2. In addition to the classic second-factor mode (where the site provides all the credentials it would honor for authentication) there is a _discoverable_ mode, used by passkeys, where the site simply says "what you got" to use as a first factor. These take up storage. So some keys may have limited storage and not want to support multiple passkeys for a single website at all.

3. There is a feature called Enterprise Attestation where your system policy (or policy on a pre-provisioned security key) may report its serial number to white-listed sites. I consider this more a problem with privacy impacts with managed devices in general, and many platforms don't support that feature at all.
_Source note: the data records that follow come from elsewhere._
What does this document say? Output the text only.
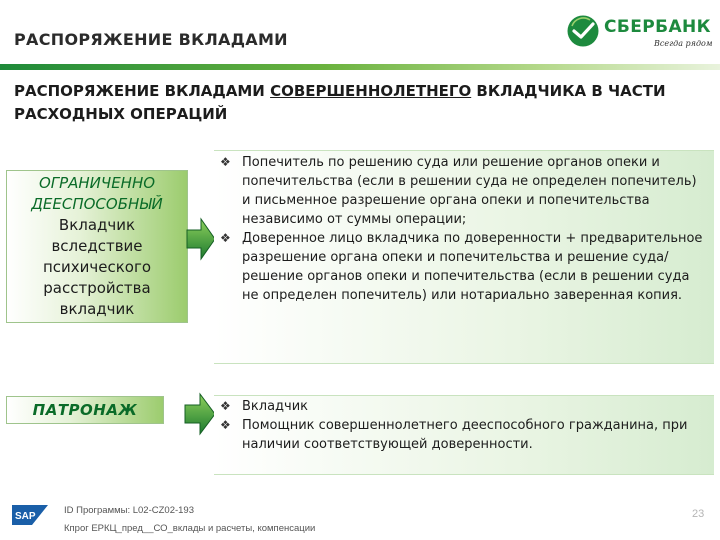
РАСПОРЯЖЕНИЕ ВКЛАДАМИ
СБЕРБАНК
Всегда рядом
РАСПОРЯЖЕНИЕ ВКЛАДАМИ СОВЕРШЕННОЛЕТНЕГО ВКЛАДЧИКА В ЧАСТИ РАСХОДНЫХ ОПЕРАЦИЙ
ОГРАНИЧЕННО ДЕЕСПОСОБНЫЙ
Вкладчик вследствие психического расстройства вкладчик
❖ Попечитель по решению суда или решение органов опеки и попечительства (если в решении суда не определен попечитель) и письменное разрешение органа опеки и попечительства независимо от суммы операции;
❖ Доверенное лицо вкладчика по доверенности + предварительное разрешение органа опеки и попечительства и решение суда/решение органов опеки и попечительства (если в решении суда не определен попечитель) или нотариально заверенная копия.
ПАТРОНАЖ	❖ Вкладчик
❖ Помощник совершеннолетнего дееспособного гражданина, при наличии соответствующей доверенности.
SAP
ID Программы: L02-CZ02-193
Кпрог ЕРКЦ_пред__СО_вклады и расчеты, компенсации
23
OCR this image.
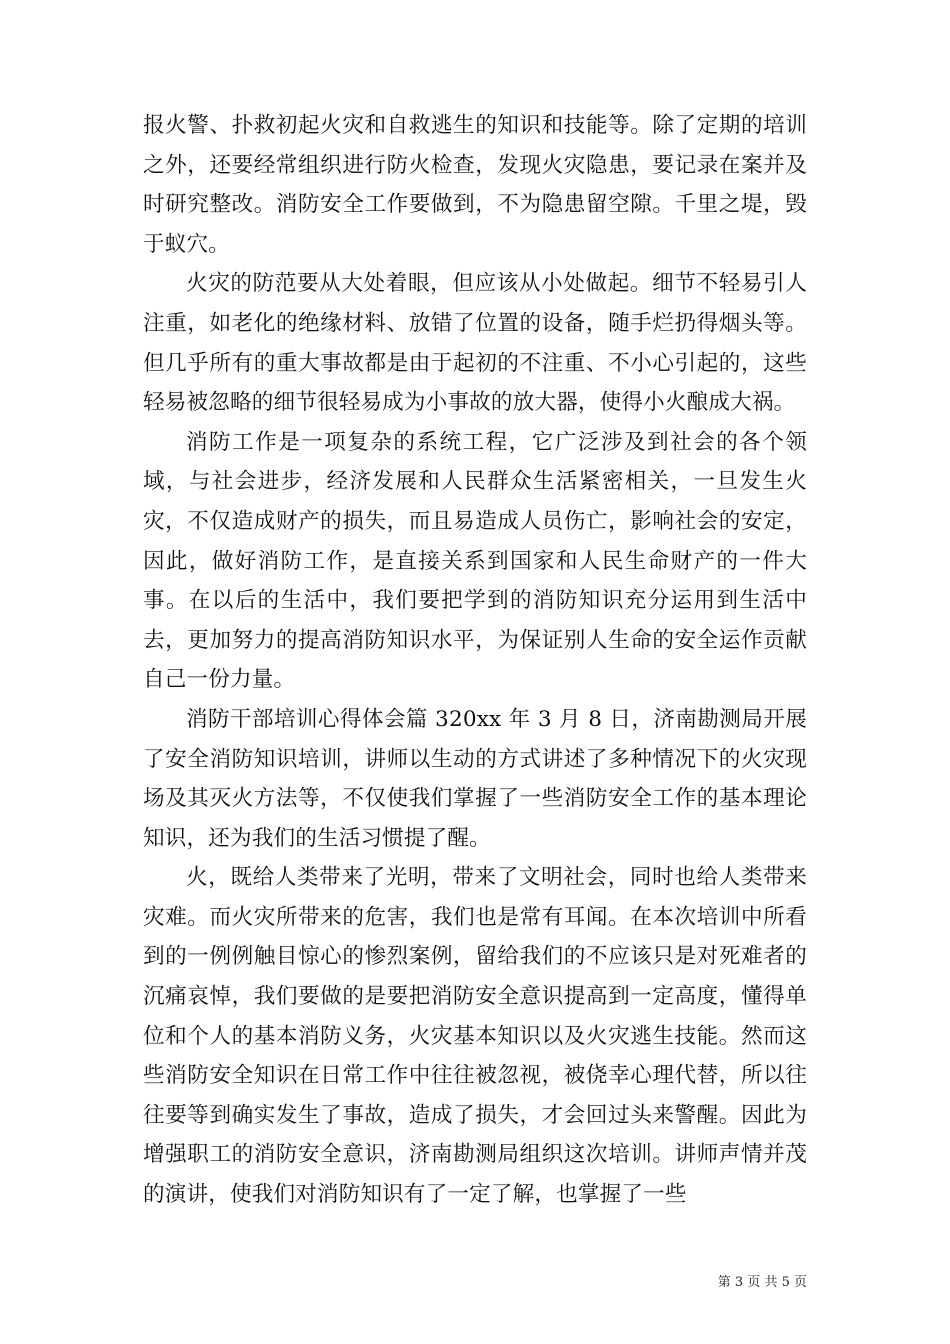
报火警、扑救初起火灾和自救逃生的知识和技能等。除了定期的培训之外，还要经常组织进行防火检查，发现火灾隐患，要记录在案并及时研究整改。消防安全工作要做到，不为隐患留空隙。千里之堤，毁于蚁穴。

火灾的防范要从大处着眼，但应该从小处做起。细节不轻易引人注重，如老化的绝缘材料、放错了位置的设备，随手烂扔得烟头等。但几乎所有的重大事故都是由于起初的不注重、不小心引起的，这些轻易被忽略的细节很轻易成为小事故的放大器，使得小火酿成大祸。

消防工作是一项复杂的系统工程，它广泛涉及到社会的各个领域，与社会进步，经济发展和人民群众生活紧密相关，一旦发生火灾，不仅造成财产的损失，而且易造成人员伤亡，影响社会的安定，因此，做好消防工作，是直接关系到国家和人民生命财产的一件大事。在以后的生活中，我们要把学到的消防知识充分运用到生活中去，更加努力的提高消防知识水平，为保证别人生命的安全运作贡献自己一份力量。

消防干部培训心得体会篇 320xx 年 3 月 8 日，济南勘测局开展了安全消防知识培训，讲师以生动的方式讲述了多种情况下的火灾现场及其灭火方法等，不仅使我们掌握了一些消防安全工作的基本理论知识，还为我们的生活习惯提了醒。

火，既给人类带来了光明，带来了文明社会，同时也给人类带来灾难。而火灾所带来的危害，我们也是常有耳闻。在本次培训中所看到的一例例触目惊心的惨烈案例，留给我们的不应该只是对死难者的沉痛哀悼，我们要做的是要把消防安全意识提高到一定高度，懂得单位和个人的基本消防义务，火灾基本知识以及火灾逃生技能。然而这些消防安全知识在日常工作中往往被忽视，被侥幸心理代替，所以往往要等到确实发生了事故，造成了损失，才会回过头来警醒。因此为增强职工的消防安全意识，济南勘测局组织这次培训。讲师声情并茂的演讲，使我们对消防知识有了一定了解，也掌握了一些

第 3 页 共 5 页
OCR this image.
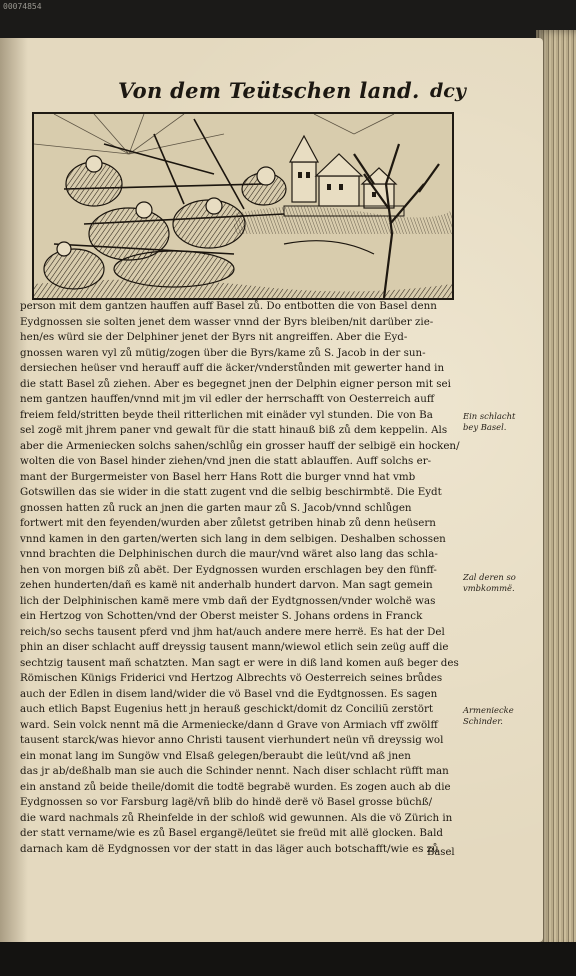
00074854
Von dem Teütschen land. dcy
person mit dem gantzen hauffen auff Basel zů. Do entbotten die von Basel denn
Eydgnossen sie solten jenet dem wasser vnnd der Byrs bleiben/nit darüber zie-
hen/es würd sie der Delphiner jenet der Byrs nit angreiffen. Aber die Eyd-
gnossen waren vyl zů mütig/zogen über die Byrs/kame zů S. Jacob in der sun-
dersiechen heüser vnd herauff auff die äcker/vnderstůnden mit gewerter hand in
die statt Basel zů ziehen. Aber es begegnet jnen der Delphin eigner person mit sei
nem gantzen hauffen/vnnd mit jm vil edler der herrschafft von Oesterreich auff
freiem feld/stritten beyde theil ritterlichen mit einäder vyl stunden. Die von Ba
sel zogë mit jhrem paner vnd gewalt für die statt hinauß biß zů dem keppelin. Als
aber die Armeniecken solchs sahen/schlůg ein grosser hauff der selbigë ein hocken/
wolten die von Basel hinder ziehen/vnd jnen die statt ablauffen. Auff solchs er-
mant der Burgermeister von Basel herr Hans Rott die burger vnnd hat vmb
Gotswillen das sie wider in die statt zugent vnd die selbig beschirmbtë. Die Eydt
gnossen hatten zů ruck an jnen die garten maur zů S. Jacob/vnnd schlůgen
fortwert mit den feyenden/wurden aber zůletst getriben hinab zů denn heüsern
vnnd kamen in den garten/werten sich lang in dem selbigen. Deshalben schossen
vnnd brachten die Delphinischen durch die maur/vnd wäret also lang das schla-
hen von morgen biß zů abët. Der Eydgnossen wurden erschlagen bey den fünff-
zehen hunderten/dañ es kamë nit anderhalb hundert darvon. Man sagt gemein
lich der Delphinischen kamë mere vmb dañ der Eydtgnossen/vnder wolchë was
ein Hertzog von Schotten/vnd der Oberst meister S. Johans ordens in Franck
reich/so sechs tausent pferd vnd jhm hat/auch andere mere herrë. Es hat der Del
phin an diser schlacht auff dreyssig tausent mann/wiewol etlich sein zeüg auff die
sechtzig tausent mañ schatzten. Man sagt er were in diß land komen auß beger des
Römischen Künigs Friderici vnd Hertzog Albrechts vö Oesterreich seines brůdes
auch der Edlen in disem land/wider die vö Basel vnd die Eydtgnossen. Es sagen
auch etlich Bapst Eugenius hett jn herauß geschickt/domit dz Conciliũ zerstört
ward. Sein volck nennt mã die Armeniecke/dann d Grave von Armiach vff zwölff
tausent starck/was hievor anno Christi tausent vierhundert neün vñ dreyssig wol
ein monat lang im Sungöw vnd Elsaß gelegen/beraubt die leüt/vnd aß jnen
das jr ab/deßhalb man sie auch die Schinder nennt. Nach diser schlacht rüfft man
ein anstand zů beide theile/domit die todtë begrabë wurden. Es zogen auch ab die
Eydgnossen so vor Farsburg lagë/vñ blib do hindë derë vö Basel grosse büchß/
die ward nachmals zů Rheinfelde in der schloß wid gewunnen. Als die vö Zürich in
der statt vername/wie es zů Basel ergangë/leütet sie freüd mit allë glocken. Bald
darnach kam dë Eydgnossen vor der statt in das läger auch botschafft/wie es zů
Ein schlacht
bey Basel.
Zal deren so
vmbkommë.
Armeniecke
Schinder.
Basel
I believe pre-provisioned security keys must wipe out any such policy on factory reset, but that would likely then limit your ability to use that key to access corporate resources.

Authenticators and clients can certainly abuse your trust and break your privacy assumptions. The platforms are generally acting as clients and limiting access for other software to act as clients to prevent correlation attacks and phishing attacks. They use API access to limit what a website or native app can request.

These clients may also block-list authenticator features or whole authenticators which do not meet their published requirements.